Tradisi Sanjo ini mengharuskan semua rumah terbuka (open house) untuk disanjoi, di mana warga dari berbagai wilayah saling mengunjungi. Meskipun kadang mengakibatkan kemacetan di jalan, namun rasa sabar dan sukacita selalu terpancar. Sanjo bukan hanya menjalin silaturahmi dan maaf-memaafkan, tetapi juga menjadi ajang berkumpul dan berbagi kebahagiaan.

“Sanjo ini kearifan lokal yang selayaknya dipertahankan dan dilestarikan. Saling Sanjo tidak hanya menyambung tali silaturahmi dan saling maaf memaafkan, dengan adanya tradisi ini membuat masyarakat senang bisa silaturrahim sesama keluarga di hari lebaran,” katanya. 

  Makanan khas Palembang seperti kue kering, kue basah, pempek, dan tekwan menjadi hidangan yang disajikan dengan semangat dalam tradisi Sanjo. Ibu-ibu dan gadis-gadis senang berbagi resep dan mencicipi hidangan lezat tersebut.

  Tradisi Sanjo biasanya dimulai dengan kunjungan kaum pria dari rumah ke rumah sejak hari pertama Idul Fitri.
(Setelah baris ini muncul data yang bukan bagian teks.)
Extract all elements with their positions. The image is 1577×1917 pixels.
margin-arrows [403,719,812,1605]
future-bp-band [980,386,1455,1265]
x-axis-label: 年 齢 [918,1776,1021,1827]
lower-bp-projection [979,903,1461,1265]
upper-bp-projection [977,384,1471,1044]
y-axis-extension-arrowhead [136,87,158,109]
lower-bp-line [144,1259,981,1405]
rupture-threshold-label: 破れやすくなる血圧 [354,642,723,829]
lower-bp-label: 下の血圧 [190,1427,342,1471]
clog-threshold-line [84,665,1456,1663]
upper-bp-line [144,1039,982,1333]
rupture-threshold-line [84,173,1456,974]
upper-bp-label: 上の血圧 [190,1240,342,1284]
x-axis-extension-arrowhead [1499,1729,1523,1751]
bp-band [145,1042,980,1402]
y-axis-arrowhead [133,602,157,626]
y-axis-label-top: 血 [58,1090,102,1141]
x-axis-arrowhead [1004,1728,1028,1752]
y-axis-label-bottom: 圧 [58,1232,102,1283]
Ini menjadi momen istimewa karena terjadi dua kali dalam setahun, di Idul Fitri dan Idul Adha. Meskipun demikian, adat ini mulai tergerus dengan berkurangnya minat generasi muda yang sibuk dengan pekerjaan dan aktivitas modern.

  Kgs Sofuan, warga 1 Ulu, menyatakan bahwa Sanjo adalah kebutuhan masyarakat Palembang yang harus dilestarikan. Meskipun ada perubahan dalam pola hidup, harapan tetap agar tradisi ini tetap dijaga agar tidak hilang ditelan zaman.

  “Dengan adanya Sanjo sanjoan merupakan adat isitiadat yang tidak pernah lekang oleh zaman. Hanya saja memang tradisi ini sedikit berkurang lantaran banyak tokoh agama, tokoh masyarakat yang sudah meninggal. Sedangkan generasi saat ini sedikit berubah karena zaman yang juga ikut berubah,” ujarnya. 

Sedangkan di OKI ada  Midang Bebuke dan Lomba Cang Incang. Pj Sekda OKI, Refly, mengumumkan bahwa persiapan untuk pelaksanaan Midang Bebuke telah dilakukan. Acara ini dijadwalkan berlangsung pada 12-13 April 2024 dan akan dibuka oleh Pj Bupati OKI. "Ini merupakan tahun kedua pelaksanaan Midang Bebuke," ungkap Refly.

  Midang Bebuke akan melibatkan sembilan kelurahan, antara lain Kelurahan Paku, Kelurahan Sukadana, Kelurahan Sidakersa, Kelurahan Mangun Jaya, Perigi, Kayuagung Asli, Jua-jua, Kedaton, dan Cinta Raja. Kelurahan Tanjung Rancing juga turut serta dalam acara ini.